Cophen: river in eastern Afghanistan and the western Punjab, the modern Kabul
The source of the river Kabul is in the Hindu Kush mountains, not far from the modern city with the same name, the capital of Afghanistan. From here, it flows to the east until it discharges into the Indus, near Attock.
The river is the natural road to India, and several cities have flourished from trade along the river. Among these were Peucelaotis (Pushkalāvatī, "the city of lotus flowers") and modern Peshawar. Of course, the road was used by foreign invaders as well.
In Antiquity, the valley of the Cophen was known as Gandara. From the late sixth century onward, the inhabitants paid tribute to the Achaemenid king in Persepolis.
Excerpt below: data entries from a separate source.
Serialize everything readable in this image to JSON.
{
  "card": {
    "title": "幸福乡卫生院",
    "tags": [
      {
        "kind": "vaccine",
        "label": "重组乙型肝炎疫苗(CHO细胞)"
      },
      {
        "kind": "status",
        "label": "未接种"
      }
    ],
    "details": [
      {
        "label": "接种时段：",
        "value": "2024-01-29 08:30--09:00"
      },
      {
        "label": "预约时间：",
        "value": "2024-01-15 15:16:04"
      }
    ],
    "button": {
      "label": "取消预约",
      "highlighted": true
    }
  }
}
The second picture, part of the famous relief on the eastern stairs of the Apadana, shows a Gandaran offering his tribute: a buffalo. When the Macedonian conqueror Alexander marched through this area in 327/326 BCE, his soldiers noted that cattle in this land were great and beautiful; therefore, the king selected no less than 230,000 animals and sent them to Europe.note[Arrian, Anabasis 4.24.4] What happened to them, is not recorded.
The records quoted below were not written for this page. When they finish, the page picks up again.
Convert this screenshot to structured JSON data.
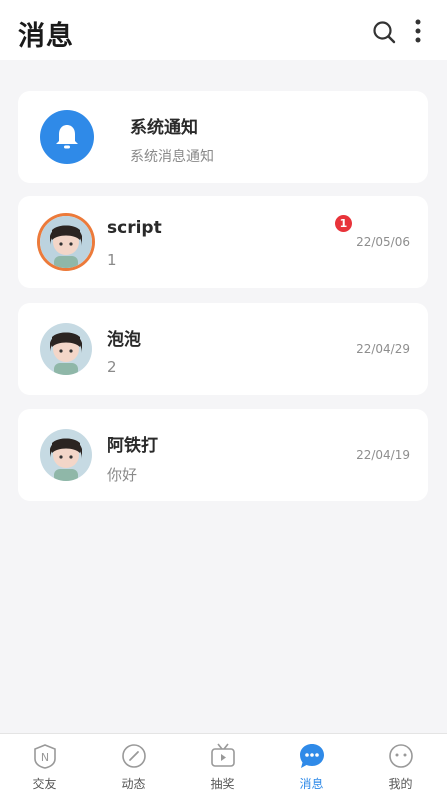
{
  "header": {
    "title": "消息",
    "search_icon": "search-icon",
    "more_icon": "more-vertical-icon"
  },
  "system_notice": {
    "icon": "bell-icon",
    "title": "系统通知",
    "subtitle": "系统消息通知"
  },
  "conversations": [
    {
      "name": "script",
      "preview": "1",
      "date": "22/05/06",
      "unread": "1",
      "avatar_ring": true
    },
    {
      "name": "泡泡",
      "preview": "2",
      "date": "22/04/29",
      "unread": "",
      "avatar_ring": false
    },
    {
      "name": "阿铁打",
      "preview": "你好",
      "date": "22/04/19",
      "unread": "",
      "avatar_ring": false
    }
  ],
  "tabbar": {
    "active_color": "#2f8ae8",
    "items": [
      {
        "label": "交友",
        "icon": "n-badge-icon"
      },
      {
        "label": "动态",
        "icon": "compass-icon"
      },
      {
        "label": "抽奖",
        "icon": "tv-icon"
      },
      {
        "label": "消息",
        "icon": "chat-bubble-icon",
        "active": true
      },
      {
        "label": "我的",
        "icon": "face-icon"
      }
    ]
  }
}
The third picture is taken near modern Charsadda, which is identical to ancient Peucelaotis. The mountains in the background constitute the frontier between Pakistan and Afghanistan. The road along the Kabul, part of the Grand Trunk Road, is famous because it crosses the Khyber pass.While Alexander himself was occupied in the Swat valley, a Macedonian army commanded by his generals Hephaestion and Perdiccas entered India along this road.